Nay, it is murder upon murder, for the issue that might have been begot is to be accounted for to God and the public. Now, if this kind of murder is connived at, we shall no doubt have enough, nay, too much of it; for if a man is weary of his wife, has spent her fortune, and wants another, it is but sending her to a madhouse and the business is done at once.
How many have already been murdered after this manner is best known to just Heaven, and those unjust husbands and their damned accomplices, who, though now secure in their guilt, will one day find it is murder of the blackest dye, has the least claim to mercy, and calls aloud for the severest vengeance.
How many are yet to be sacrificed, unless a speedy stop be put to this most accursed practice, I tremble to think; our legislature cannot take this cause too soon in hand. This surely cannot be below their notice, and it will be an easy matter at once to suppress all these pretended madhouses. Indulge, gentle reader, for once the doting of an old man, and give him leave to lay down his little system without arraigning him of arrogance or ambition to be a lawgiver. In my humble opinion, all private madhouses should be suppressed at once, and it should be no less than felony to confine any person under pretence of madness without due authority.
For the cure of those who are really lunatic, licensed madhouses should be constituted in convenient parts of the town, which houses should be subject to proper visitation and inspection, nor should any person be sent to a madhouse without due reason, inquiry, and authority.
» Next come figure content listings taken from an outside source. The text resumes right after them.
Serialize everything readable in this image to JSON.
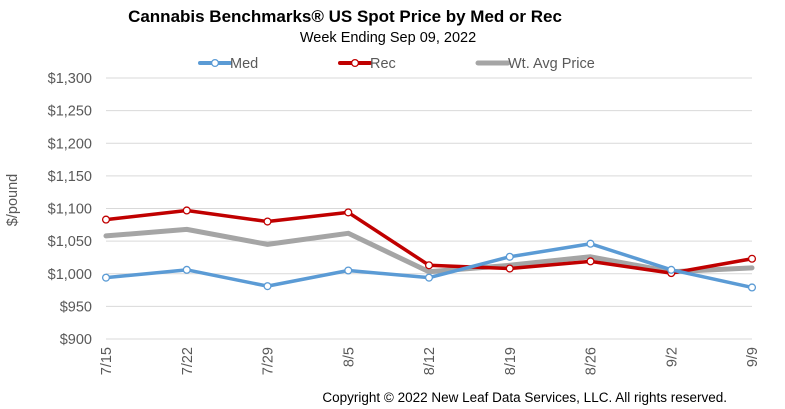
{
  "chart_data": {
    "type": "line",
    "title": "Cannabis Benchmarks® US Spot Price by Med or Rec",
    "subtitle": "Week Ending Sep 09, 2022",
    "ylabel": "$/pound",
    "xlabel": "",
    "categories": [
      "7/15",
      "7/22",
      "7/29",
      "8/5",
      "8/12",
      "8/19",
      "8/26",
      "9/2",
      "9/9"
    ],
    "ylim": [
      900,
      1300
    ],
    "yticks": [
      900,
      950,
      1000,
      1050,
      1100,
      1150,
      1200,
      1250,
      1300
    ],
    "ytick_labels": [
      "$900",
      "$950",
      "$1,000",
      "$1,050",
      "$1,100",
      "$1,150",
      "$1,200",
      "$1,250",
      "$1,300"
    ],
    "grid": "horizontal",
    "legend_position": "top",
    "series": [
      {
        "name": "Med",
        "color": "#5B9BD5",
        "markers": true,
        "values": [
          994,
          1006,
          981,
          1005,
          994,
          1026,
          1046,
          1006,
          979
        ]
      },
      {
        "name": "Rec",
        "color": "#C00000",
        "markers": true,
        "values": [
          1083,
          1097,
          1080,
          1094,
          1013,
          1008,
          1019,
          1001,
          1023
        ]
      },
      {
        "name": "Wt. Avg Price",
        "color": "#A5A5A5",
        "markers": false,
        "values": [
          1058,
          1068,
          1045,
          1062,
          1003,
          1013,
          1026,
          1003,
          1009
        ]
      }
    ]
  },
  "footer": {
    "copyright": "Copyright © 2022 New Leaf Data Services, LLC. All rights reserved."
  }
}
It may be objected, by persons determined to contradict every thing and approve nothing, that the abuses complained of are not so numerous or heinous as I would insinuate. Why are not facts advanced, they will be apt to say, to give a face of truth to these assertions? But I have two reasons to the contrary; the first is, the more you convince them, the more angry you make them, for they are never better pleased than when they have an opportunity of finding fault; therefore, to curry favour with the fault-finders, I have left them a loophole: the second and real is, because I do not care to bring an old house over my head by mentioning particular names or special cases, thereby drawing myself into vexatious prosecutions and suits at law from litigious wretches, who would be galled to find their villanies made public, and stick at no expense or foul play to revenge themselves. Not but I could bring many instances, particularly of an unhappy widow, put in by a villain of a husband, and now continued in for the sake of her jointure by her unnatural son, far from common honesty or humanity. Of another, whose husband keeps his mistress in black velvet, and is seen with her every night at the opera or play, while his poor wife (by much the finer woman, and of an understanding far superior to her thick-skulled tyrant,) is kept mean in diet and apparel; nay, ill-used into the bargain, notwithstanding her fortune supplies all the villain's extravagances, and he has not a shilling but what came from her: but a beggar when once set on horseback proves always the most unmerciful rider.
I cannot leave this subject without inserting one particular case.
A lady of known beauty, virtue, and fortune, nay more, of wisdom, not flashy wit, was, in the prime of her youth and beauty, and when her senses were perfectly sound, carried by her husband in his coach as to the opera; but the coachman had other instructions, and drove directly to a madhouse, where the poor innocent lady was no sooner introduced, under pretence of calling by the way to see some pictures he had a mind to buy, but the key was turned upon her, and she left a prisoner by her faithless husband, who while his injured wife was confined and used with the utmost barbarity, he, like a profligate wretch, ran through her fortune with strumpets, and then basely, under pretence of giving her liberty, extorted her to make over her jointure, which she had no sooner done but he laughed in her face, and left her to be as ill-used as ever. This he soon ran through, and (happily for the lady) died by the justice of heaven in a salivation his debauches had obliged him to undergo.
During her confinement, the villain of the madhouse frequently attempted her chastity; and the more she repulsed him the worse he treated her, till at last he drove her mad in good earnest. Her distressed brother, who is fond of her to the last degree, now confines her in part of his own house, treating her with great tenderness, but has the mortification to be assured by the ablest physicians that his poor sister is irrecoverably distracted.